Occupy Wall Street’s Now Composting, Distributing It To Community Gardens

Mat McDermott
Living / Lawn & Garden
November 4, 2011

http://www.treehugger.com/lawn-garden/occupy-wall-street-composting-distributing-to-community-gardens.html

Mat McDermott/CC BY-NC-ND 3.0

The new bike-powered generators down at the Occupy Wall Street encampment in Zucotti Park have been all the rage in the media (and with passersby) since they were built. They are certainly cool, and providing a much-needed service since the police confiscated OWS’ generators, citing safety concerns. But there’s also another interesting sustainability story going on, right next to the bike generators: Composting.

Coordinated by Time’s Up!, between 75-200 pounds of compostable waste is being collected each day from the encampment. There’s no on-site compost pile, perhaps obviously; rather, the plastic bins of waste are being taken by cargo bike to a number of community compost collecting facilities in Manhattan, such as the Lower East Side Ecology Center, Earth Matter, and El Jardin de Paraíso.

Time’s Up! member Brennan Cavanaugh (in the photo above) says there’s be a lot of commercial interest in the compostable waste, but they’ve remained committed to keeping the waste both out of the landfill waste stream and out of the hands of the commercial carting interests — and remained committed to moving everything via bicycle to eliminate the use of fossil fuel powered transport.

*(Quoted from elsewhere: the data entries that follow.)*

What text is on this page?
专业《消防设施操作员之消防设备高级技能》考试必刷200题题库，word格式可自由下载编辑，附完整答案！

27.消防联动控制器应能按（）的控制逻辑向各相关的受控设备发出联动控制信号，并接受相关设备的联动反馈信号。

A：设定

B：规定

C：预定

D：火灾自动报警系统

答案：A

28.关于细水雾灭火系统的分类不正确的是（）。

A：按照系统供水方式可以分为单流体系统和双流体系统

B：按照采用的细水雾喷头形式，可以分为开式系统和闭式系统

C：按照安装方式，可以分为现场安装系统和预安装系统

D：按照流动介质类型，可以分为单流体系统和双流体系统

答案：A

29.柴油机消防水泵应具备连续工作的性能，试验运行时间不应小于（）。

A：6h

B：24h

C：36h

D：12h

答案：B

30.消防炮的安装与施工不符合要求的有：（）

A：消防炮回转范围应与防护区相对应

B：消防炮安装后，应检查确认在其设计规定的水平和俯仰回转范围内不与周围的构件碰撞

Reducing fossil fuel-based products is also part of the plans of the newly formed OWS Sustainability Working Group. Bottled water, as well as all single-use plastic products are planned to be phased out as the Sustainability group coordinates with Sanitation and Kitchen working groups to make the Zucotti Park encampment more environmental friendly.

A side note: In fact, the police unintentionally helped out in this regard when they confiscated the OWS generators. Though the current number of bike generators are not sufficient for the group’s entire electricity needs, just six more will do the trick.

As Time’s Up!’s Catherine Talese says, what Sustainability is doing is really a microcosm of what OWS is trying to do more broadly — people attempting to make a system that works for the needs of the people first and foremost, working together to do so.

It may sound a bit cliché but it’s true: “We’re not for independence,” Talese says. “We’re for interdependence.”